Under the name Harris by Hand, Jason Harris creates unique, DIY pieces like this coffee table. This and other works will be on display starting this Friday at the Fairmount House. PHOTO: Jason Harris

In Philadelphia, his work is a part of the fabric of Bourbon and Branch, a bar/restaurant and music venue in Northern Liberties. There, he created items from the ornate menu boards and bar extensions to a wooden chandelier. 

Also an accomplished sound engineer, he also helped design and create the stage and acoustically-optimized listening room upstairs. 

But as intricate and fully-realized as those projects are, they’re not what Harris is displaying at the Fairmount House. Instead, the pieces in this show reflect the work he’s created himself rather than commissions. They’re a combination of his own creativity and, as he puts it, what the wood itself wants to be. 

The exhibit presents a snapshot — or, perhaps more fittingly, cross-section — of Harris’ professional work. There’s a piece he started three years ago, a table he put on the backburner for a while. He finally finished it earlier this year, topping it off with intricate inlays. 

There is also a set of walnut end tables, the first custom pieces he made. They’re some of his all-time favorites and on loan from their owner.Finally, a grain cherry wood table is his most recent piece.

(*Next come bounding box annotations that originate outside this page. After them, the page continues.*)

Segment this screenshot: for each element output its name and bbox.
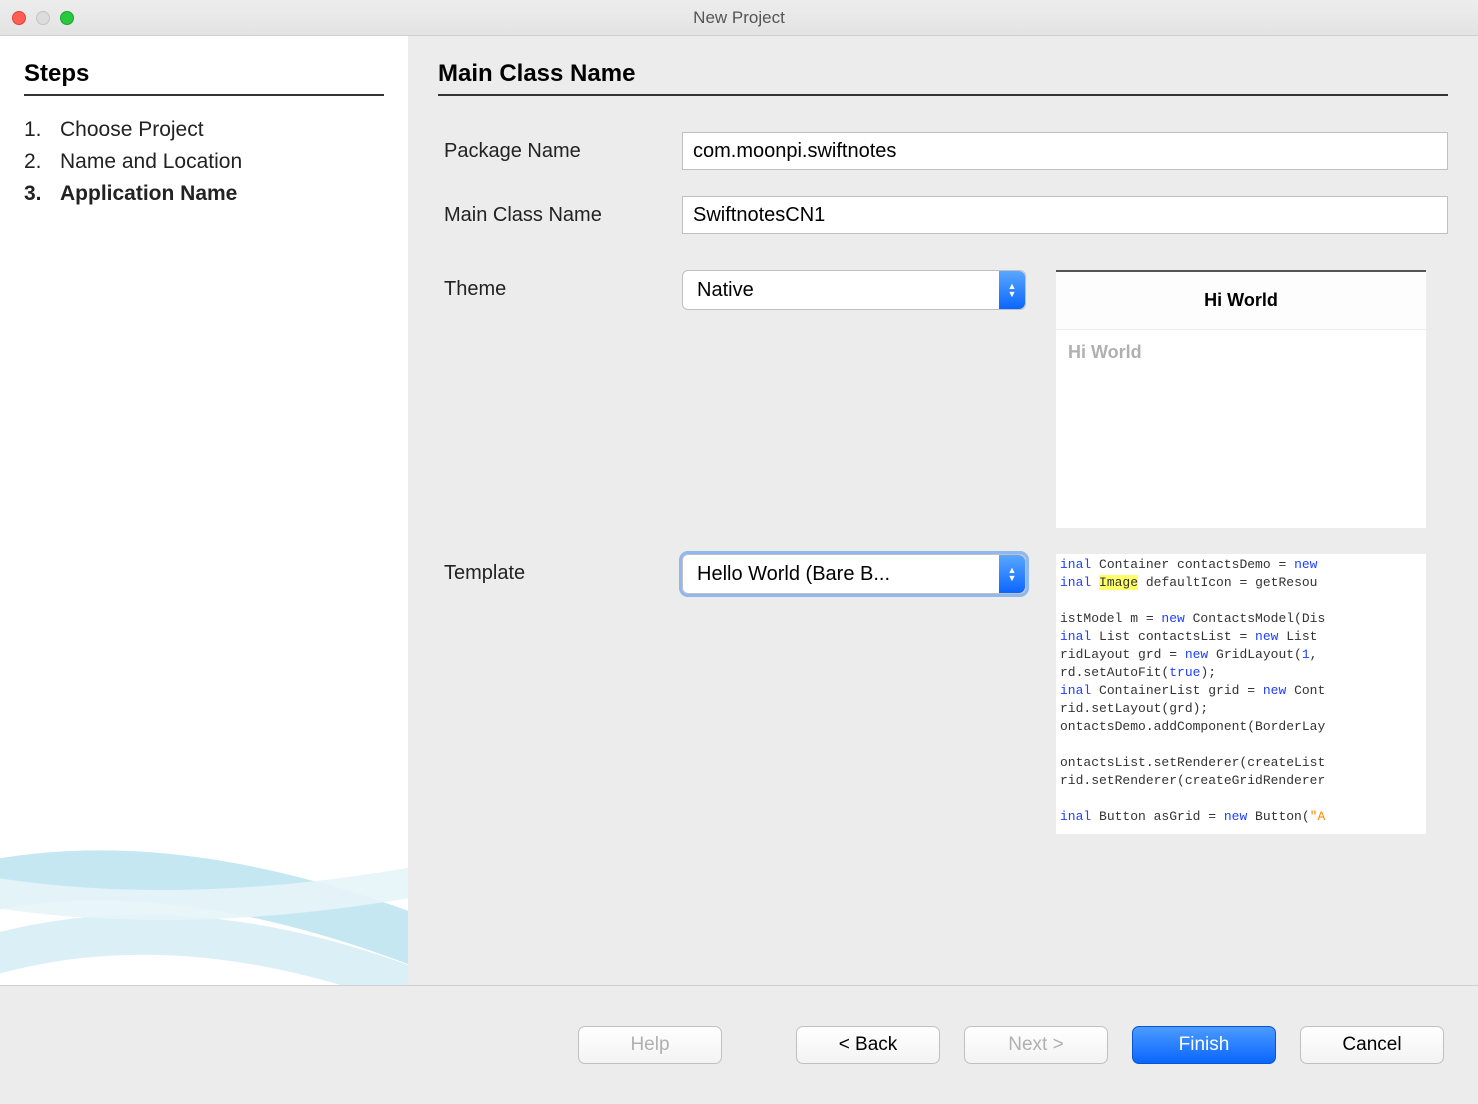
window-controls [12,11,74,25]
titlebar: New Project [0,0,1478,36]
help-button[interactable]: Help [578,1026,722,1064]
step-application-name: 3. Application Name [24,178,384,210]
step-number: 3. [24,182,46,206]
step-number: 2. [24,150,46,174]
theme-select-value: Native [697,279,754,302]
theme-preview-title: Hi World [1056,272,1426,330]
sidebar-decoration [0,745,408,985]
back-button[interactable]: < Back [796,1026,940,1064]
theme-preview-body: Hi World [1056,330,1426,375]
package-name-label: Package Name [438,140,682,163]
steps-heading: Steps [24,60,384,96]
template-select[interactable]: Hello World (Bare B... ▲▼ [682,554,1026,594]
template-label: Template [438,554,682,585]
steps-sidebar: Steps 1. Choose Project 2. Name and Loca… [0,36,408,985]
theme-label: Theme [438,270,682,301]
zoom-window-icon[interactable] [60,11,74,25]
step-label: Application Name [60,182,237,206]
updown-arrows-icon: ▲▼ [999,555,1025,593]
step-name-location: 2. Name and Location [24,146,384,178]
template-code-preview: inal Container contactsDemo = new inal I… [1056,554,1426,834]
close-window-icon[interactable] [12,11,26,25]
main-heading: Main Class Name [438,60,1448,96]
minimize-window-icon [36,11,50,25]
cancel-button[interactable]: Cancel [1300,1026,1444,1064]
next-button: Next > [964,1026,1108,1064]
updown-arrows-icon: ▲▼ [999,271,1025,309]
main-class-input[interactable] [682,196,1448,234]
finish-button[interactable]: Finish [1132,1026,1276,1064]
main-class-label: Main Class Name [438,204,682,227]
window-title: New Project [0,8,1478,28]
step-number: 1. [24,118,46,142]
theme-select[interactable]: Native ▲▼ [682,270,1026,310]
package-name-input[interactable] [682,132,1448,170]
main-panel: Main Class Name Package Name Main Class … [408,36,1478,985]
step-label: Choose Project [60,118,204,142]
theme-preview: Hi World Hi World [1056,270,1426,528]
template-select-value: Hello World (Bare B... [697,563,890,586]
dialog-footer: Help < Back Next > Finish Cancel [0,986,1478,1104]
step-choose-project: 1. Choose Project [24,114,384,146]
steps-list: 1. Choose Project 2. Name and Location 3… [24,114,384,210]
step-label: Name and Location [60,150,242,174]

The actual building took about a week, and he completed the finishing work a few days before it’s set to display. 

Just as much as the exhibit represents the breadth of Harris’ work, it’s also a re-commitment to why he started Harris by Hand in the first place. 

“My goal is to have my own furniture line and have my own products,” said Harris. “In the beginning, that’s what I wanted to do. It’s what I love. I maybe fell off track a little doing more custom work, but this is that push to get back to that.” 

Harris’ love of woodworking goes back far beyond his own company. It’s something he’s dabbled in all his life, he says. Harris’ father, a contractor, built a shop on the side of their house when he was young. 

After years of woodworking as a hobby, a piece he crafted a few years ago made him decide to pursue the craft more seriously. 

Harris had picked out a piece of wood on sale with the intention of making a coffee table. His original idea was to put cheap metal legs on the top he created. But, at the last minute, he decided to build the legs himself. 

“It came out really nice, and it made me realize, ‘Well, maybe I can actually do this,’ ” Harris recalled. The people who saw it thought the same. 

“I think showing it to friends and family pushed me to realize that maybe this was a good route for me,” he said. 

From there, he’s been creating his own pieces along with custom work for his clients. And, he often works alongside his father, who creates his own jewelry boxes, cutting boards and other items. 

The younger Harris uses hand tools whenever possible — sanding by hand and using a hammer and chisel, rather than screws or nails, to fasten parts together. 

His skills only tell part of the story, however. Like the furniture Harris creates, each piece of wood he uses is unique. 

“You can have a set direction you want to go, and then you realize it’s not going the way you thought,” said Harris. “Every piece of wood you get has a mind of its own. It can warp, crack or twist. You do your best to pick the pieces, but you have no idea what the wood is going to do.”